Lo que el pingüinito no sabía, era que su alma despertaría en ese mismo lugar donde murió. Confundido al ver su cuerpo inerte, salió de la habitación y se dirigió al comedor en busca de ayuda y ahí, descubrió que sus dos hermanitos menores, junto a la abuela Betty y la señora Lorena, habían organizado una gran fiesta en su honor.
El hermanito más pequeño de KinKin se acercó al pastel de chocolate que le habían horneado, y colocó una pequeña tarjeta sobre él. El pequeñito estaba sonriendo con ilusión.
KinKin se acercó a leer la tarjeta cuando su hermanito salió a buscarlo en su habitación. Comenzó a llorar desconsolado. La tarjeta que sus dos hermanitos le habían escrito con todo el corazón decía:
«Gracias por siempre entregarnos todo tu cariño. Eres lo mejor que tenemos.
Te amamos.
Tus hermanitos.»
Para cuando el cuento había terminado, no solo Greyson, sino también Hans sollozaba en silencio. Víctor se giró hacia Greyson para secarle las lágrimas con ambas manos y obligarlo a que lo mirara a los ojos.

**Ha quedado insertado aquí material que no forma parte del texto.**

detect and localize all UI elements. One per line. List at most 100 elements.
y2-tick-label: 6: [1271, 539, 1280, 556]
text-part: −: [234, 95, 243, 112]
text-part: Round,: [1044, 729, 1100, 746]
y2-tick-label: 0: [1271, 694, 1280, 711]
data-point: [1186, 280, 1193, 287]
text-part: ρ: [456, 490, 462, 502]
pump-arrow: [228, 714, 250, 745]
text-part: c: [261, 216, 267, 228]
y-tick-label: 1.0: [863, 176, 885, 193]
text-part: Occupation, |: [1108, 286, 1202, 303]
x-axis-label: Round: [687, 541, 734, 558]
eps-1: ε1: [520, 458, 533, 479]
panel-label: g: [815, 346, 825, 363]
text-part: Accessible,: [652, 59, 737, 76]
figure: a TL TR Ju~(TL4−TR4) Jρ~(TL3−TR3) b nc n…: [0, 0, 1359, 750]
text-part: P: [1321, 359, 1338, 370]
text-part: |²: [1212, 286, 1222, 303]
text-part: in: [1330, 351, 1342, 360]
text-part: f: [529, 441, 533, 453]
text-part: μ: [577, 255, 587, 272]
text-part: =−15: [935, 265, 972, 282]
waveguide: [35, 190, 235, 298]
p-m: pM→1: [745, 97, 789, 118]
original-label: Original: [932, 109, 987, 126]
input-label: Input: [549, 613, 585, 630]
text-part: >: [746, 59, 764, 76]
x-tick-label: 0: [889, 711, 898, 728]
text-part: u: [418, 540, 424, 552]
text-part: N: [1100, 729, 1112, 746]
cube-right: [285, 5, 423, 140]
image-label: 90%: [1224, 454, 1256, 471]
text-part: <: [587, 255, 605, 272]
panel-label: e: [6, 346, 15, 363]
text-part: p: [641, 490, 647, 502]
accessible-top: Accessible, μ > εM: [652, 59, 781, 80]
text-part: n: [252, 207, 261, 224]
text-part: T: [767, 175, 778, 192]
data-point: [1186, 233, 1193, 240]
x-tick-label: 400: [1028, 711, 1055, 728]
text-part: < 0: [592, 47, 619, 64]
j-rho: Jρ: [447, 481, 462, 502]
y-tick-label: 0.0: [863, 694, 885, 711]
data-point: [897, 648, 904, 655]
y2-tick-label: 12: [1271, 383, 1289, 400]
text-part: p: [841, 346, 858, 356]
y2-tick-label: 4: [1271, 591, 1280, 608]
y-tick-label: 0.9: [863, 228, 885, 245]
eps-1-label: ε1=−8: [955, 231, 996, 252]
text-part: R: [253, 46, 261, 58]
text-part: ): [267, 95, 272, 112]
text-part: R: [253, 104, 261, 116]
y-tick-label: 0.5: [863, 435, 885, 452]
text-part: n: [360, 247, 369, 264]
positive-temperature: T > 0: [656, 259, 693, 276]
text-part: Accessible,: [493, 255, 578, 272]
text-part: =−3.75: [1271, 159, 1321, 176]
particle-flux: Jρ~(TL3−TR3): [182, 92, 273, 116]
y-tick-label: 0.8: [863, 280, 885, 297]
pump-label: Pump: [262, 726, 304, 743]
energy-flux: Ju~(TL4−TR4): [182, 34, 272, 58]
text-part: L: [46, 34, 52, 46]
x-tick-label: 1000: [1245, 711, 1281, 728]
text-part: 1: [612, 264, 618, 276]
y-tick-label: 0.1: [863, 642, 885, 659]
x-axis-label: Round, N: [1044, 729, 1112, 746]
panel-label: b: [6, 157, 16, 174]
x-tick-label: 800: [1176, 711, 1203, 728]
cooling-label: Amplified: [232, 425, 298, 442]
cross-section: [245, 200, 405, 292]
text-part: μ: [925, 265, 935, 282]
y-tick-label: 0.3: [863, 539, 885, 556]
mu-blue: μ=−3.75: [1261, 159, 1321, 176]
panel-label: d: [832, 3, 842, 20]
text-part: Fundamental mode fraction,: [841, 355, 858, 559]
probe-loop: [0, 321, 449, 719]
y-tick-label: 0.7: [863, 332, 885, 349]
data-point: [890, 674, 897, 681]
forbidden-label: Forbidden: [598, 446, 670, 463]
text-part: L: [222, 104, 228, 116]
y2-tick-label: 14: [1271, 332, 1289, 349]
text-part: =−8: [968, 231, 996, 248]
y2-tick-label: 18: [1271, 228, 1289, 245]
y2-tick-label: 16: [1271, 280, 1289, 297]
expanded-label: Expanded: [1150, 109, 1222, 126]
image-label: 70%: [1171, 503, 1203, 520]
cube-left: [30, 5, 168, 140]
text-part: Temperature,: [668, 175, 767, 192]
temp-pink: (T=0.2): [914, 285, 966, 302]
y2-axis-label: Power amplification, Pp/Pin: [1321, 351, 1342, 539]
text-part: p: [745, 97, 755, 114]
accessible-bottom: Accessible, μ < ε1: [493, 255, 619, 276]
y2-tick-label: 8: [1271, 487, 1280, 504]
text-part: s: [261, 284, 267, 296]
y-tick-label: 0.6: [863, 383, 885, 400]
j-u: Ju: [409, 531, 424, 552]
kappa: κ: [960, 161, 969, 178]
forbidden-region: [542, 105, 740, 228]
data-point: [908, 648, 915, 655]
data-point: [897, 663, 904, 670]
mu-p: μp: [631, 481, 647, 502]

—¿Sabes lo que pasaría con KinKin si no se hubiera alejado de sus seres amados? —le preguntó Víctor con calma. Greyson negó con la cabeza. Víctor le dijo algo con una sonrisa tranquila, aunque los oídos de Greyson no lograron escuchar su voz.
—¿Qué? —preguntó Greyson con desconcierto. Los labios de Víctor se movieron pero ningún sonido llegó a sus oídos.
El mundo comenzó a moverse en cámara lenta. Un estrepitoso escándalo de rasguños y risas malditas aturdió los oídos de Greyson, mientras Víctor y Hans se desvanecían dejándolo en medio de una oscuridad absoluta. Estaba atrapado dentro de ese sentimiento feo que alguna vez inundó su pecho. Intentó gritar los nombres de sus amigos. Ni siquiera tenía voz.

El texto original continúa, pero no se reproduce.